5. Effect of hypervolemic therapy on cerebral blood flow after subarachnoid hemorrhage : a randomized controlled trial. {Lennihan et al, Stroke. 2000}
BACKGROUND AND PURPOSE:
Cerebral blood flow (CBF) is reduced after subarachnoid hemorrhage (SAH), and symptomatic vasospasm is a major cause of morbidity and mortality. Volume expansion has been reported to increase CBF after SAH, but CBF values in hypervolemic (HV) and normovolemic (NV) subjects have never been directly compared.
METHODS:
On the day after aneurysm clipping, we randomly assigned 82 patients to receive HV or NV fluid management until SAH day 14. In addition to 80 mL/h of isotonic crystalloid, 250 mL of 5% albumin solution was given every 2 hours to maintain normal (NV group, n=41) or elevated (HV group, n=41) cardiac filling pressures. CBF ((133)xenon clearance) was measured before randomization and approximately every 3 days thereafter (mean, 4.5 studies per patient).
RESULTS:
HV patients received significantly more fluid and had higher pulmonary artery diastolic and central venous pressures than NV patients, but there was no effect on net fluid balance or on blood volume measured on the third postoperative day. There was no difference in mean global CBF during the treatment period between HV and NV patients (P=0.55, random-effects model). Symptomatic vasospasm occurred in 20% of patients in each group and was associated with reduced minimum regional CBF values (P=0.04). However, there was also no difference in minimum regional CBF between the 2 treatment groups.
CONCLUSIONS:
HV therapy resulted in increased cardiac filling pressures and fluid intake but did not increase CBF or blood volume compared with NV therapy. Although careful fluid management to avoid hypovolemia may reduce the risk of delayed cerebral ischemia after SAH, prophylactic HV therapy is unlikely to confer an additional benefit.

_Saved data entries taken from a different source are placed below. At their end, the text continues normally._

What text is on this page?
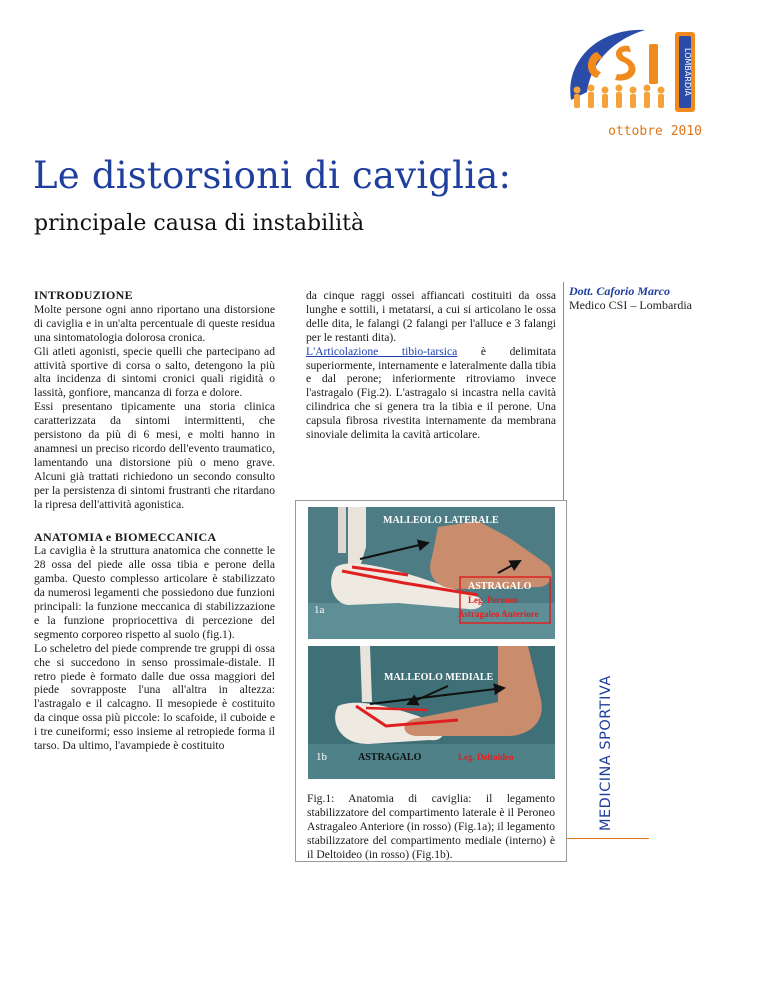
LOMBARDIA
ottobre 2010
Le distorsioni di caviglia:
principale causa di instabilità

INTRODUZIONE

Molte persone ogni anno riportano una distorsione di caviglia e in un'alta percentuale di queste residua una sintomatologia dolorosa cronica.

Gli atleti agonisti, specie quelli che partecipano ad attività sportive di corsa o salto, detengono la più alta incidenza di sintomi cronici quali rigidità o lassità, gonfiore, mancanza di forza e dolore.

Essi presentano tipicamente una storia clinica caratterizzata da sintomi intermittenti, che persistono da più di 6 mesi, e molti hanno in anamnesi un preciso ricordo dell'evento traumatico, lamentando una distorsione più o meno grave. Alcuni già trattati richiedono un secondo consulto per la persistenza di sintomi frustranti che ritardano la ripresa dell'attività agonistica.

ANATOMIA e BIOMECCANICA

La caviglia è la struttura anatomica che connette le 28 ossa del piede alle ossa tibia e perone della gamba. Questo complesso articolare è stabilizzato da numerosi legamenti che possiedono due funzioni principali: la funzione meccanica di stabilizzazione e la funzione propriocettiva di percezione del segmento corporeo rispetto al suolo (fig.1).

Lo scheletro del piede comprende tre gruppi di ossa che si succedono in senso prossimale-distale. Il retro piede è formato dalle due ossa maggiori del piede sovrapposte l'una all'altra in altezza: l'astragalo e il calcagno. Il mesopiede è costituito da cinque ossa più piccole: lo scafoide, il cuboide e i tre cuneiformi; esso insieme al retropiede forma il tarso. Da ultimo, l'avampiede è costituito

da cinque raggi ossei affiancati costituiti da ossa lunghe e sottili, i metatarsi, a cui si articolano le ossa delle dita, le falangi (2 falangi per l'alluce e 3 falangi per le restanti dita).

L'Articolazione tibio-tarsica è delimitata superiormente, internamente e lateralmente dalla tibia e dal perone; inferiormente ritroviamo invece l'astragalo (Fig.2). L'astragalo si incastra nella cavità cilindrica che si genera tra la tibia e il perone. Una capsula fibrosa rivestita internamente da membrana sinoviale delimita la cavità articolare.

Dott. Caforio Marco
Medico CSI – Lombardia
MEDICINA SPORTIVA
MALLEOLO LATERALE
ASTRAGALO
Leg. Peroneo
Astragaleo Anteriore
1a
MALLEOLO MEDIALE
ASTRAGALO	Leg. Deltoideo
1b
Fig.1: Anatomia di caviglia: il legamento stabilizzatore del compartimento laterale è il Peroneo Astragaleo Anteriore (in rosso) (Fig.1a); il legamento stabilizzatore del compartimento mediale (interno) è il Deltoideo (in rosso) (Fig.1b).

--Commentary: "there was no effect on net fluid balance or on blood volume measured on the third postoperative day" is an important sentence; the difference mean fluid intake between the two groups was relatively small, on the order of <1L per day, sometimes <0.5L per day.
6. Glucose: 
- Neither too high (inc risk of infection, possible increase in risk of vasospasm) nor too low (cerebral starvation, may increase risk of vasospasm).
- 80-200
7. NICE-SUGAR trial {NEJM} N=6000 ICU patients, randomized to either tight (80-110) or liberal (<180) glucose control. Those with tight sugar control had increased severe hypoglycemia (~6% vs <1%) and increased 90-day all-cause mortality.
8. Fevers:
- Common (40-70%) in SAH
- May cause increased metabolic demand of the brain, worsening infarcts.
- Treat with tyleonol/NSAIDs first line, and cooling blankets and devices secondary
- Prevent shivering (as that also increases metabolic demand)
- Look for + treat infectious source
9. DVT prophylaxis: 
- SCDs for everyone
- No chemoprophylaxis (ie. heparin/lovenox) for unruptured aneurysms that will undergo surgery
- Can be restarted 24h after surgery
- No heparin/lovenox 24 hrs before and after any intracranial procedures.
- Length of time to stay on chemoprophylaxis depends on the patient
10. Statins & SAH: 
Effects of statins-use for patients with aneurysmal subarachnoid hemorrhage: a meta-analysis of randomized controlled trials
Shao-Hua Su et al {Nature}
"...A total of 249 patients from six randomized controlled trials(RCTs) were subjected to meta-analysis. No significant decrease was found in the incidence of vasospasm(RR, 0.80; 95% CI, 0.54–1.17), with substantial heterogeneity (I2 = 49%, P = 0.08), which was verified by the further sensitivity analysis and subgroup meta-analysis. Furthermore, no significant difference was presented in the incidence of poor neurological outcome(RR, 0.94; 95% CI, 0.77–1.16), and potential side effects(RR, 2.49; 95% CI, 0.75–8.33). Nevertheless, significant difference was reported in the occurrence of DIND(RR, 0.58; 95% CI, 0.37–0.92) and mortality(RR, 0.30; 95% CI, 0.14–0.64). At present, although statins-use in the patients with aSAH should not be considered standard care at present, statins-use may have the potential effects in the prevention of mortality in patients with aSAH."